I had another case where the other party did not have an attorney. My client was the one who told me that meeting before the hearing was a waste of time. Seems their disagreements had gone on for years and years with no resolution. I insisted that we meet and confer before the trial. It wasn’t so much because I’m a stickler for the rules (rules are meant to be bent), but that I just believe in the power of negotiation and compromise. There were a total of four contested issues in the case. We sat down and went through them one by one. After about two hours, we had managed to come to a resolution on two of them. Our scheduled trial was set for an hour. Each party gets half of that time.
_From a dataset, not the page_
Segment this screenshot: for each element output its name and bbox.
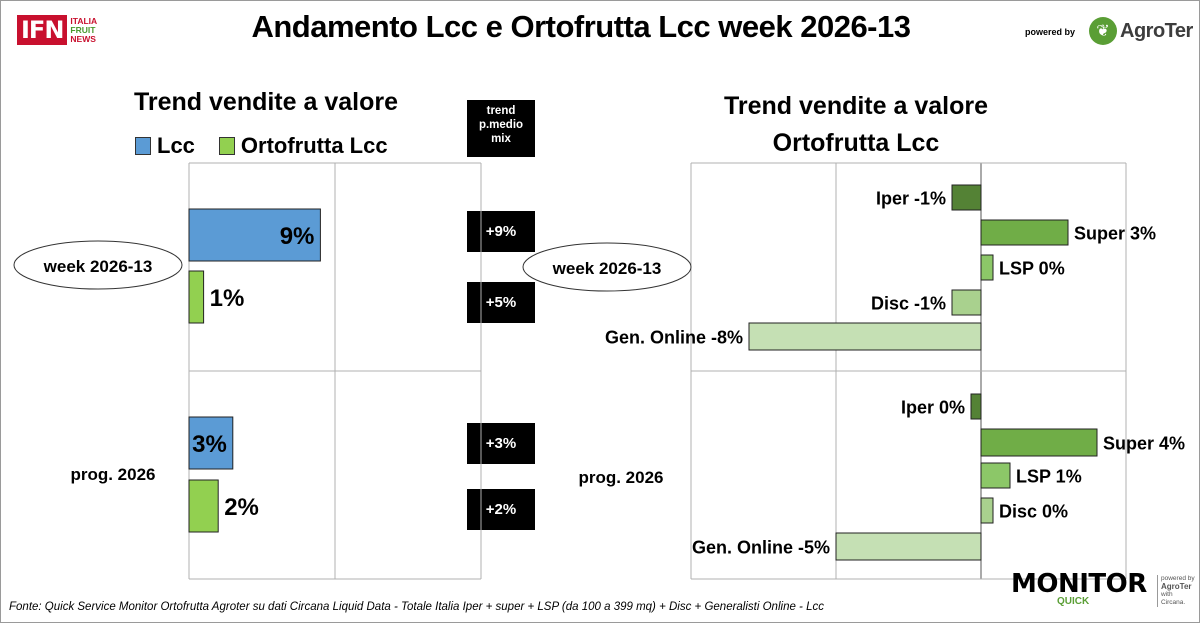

Typically, some of the time is taken up by preliminary matters such as swearing in the parties and announcing the case. So in the end, we had perhaps 20 minutes to make our case. I am convinced that had we not settled those two issues, we would have run out of time and my client would have had to wait even longer for a new hearing to be scheduled before his concerns could be heard. In other words, negotiating and compromise were keys to swift justice. (We ended up winning on the main issue).
The processes of meeting (preferably in person) and negotiating settlements are good to do even if the parties cannot ultimately come to an agreement on the big items. First, it allows the issues to be narrowed for trial, as happened in the positive case I just mentioned. Second, in family law cases, the parties often must maintain some kind of relationship after court, especially when children are involved. Preserving those relationships is critical to long-term happiness and mental health. Meeting and negotiating allows both parties to see the case from the perspective of the other. It fosters cooperation and understanding. Additionally, there is an issue of environment. How much easier is it to come to an agreement while sitting around a table, than in a court room where both parties are separated by attorneys on the inside of them, they are at two separate tables, and in front of them sits an authority figure in a dark robe? Lastly, there is something wonderful that happens when people voluntarily enter into an agreement. They tend to be happier with the agreement, and they tend to be more inclined to follow it in the future if it’s something they helped create. It makes sense doesn’t it? Who wants to follow the dictates of a piece of paper that a judge forced upon them?
The next time you are looking for an attorney to handle you family law matter, one of the questions you should ask them is what they do to avoid the expense of a trial and to find meaningful ways to settle your case. Statistically, you will be happier in the long run if you do.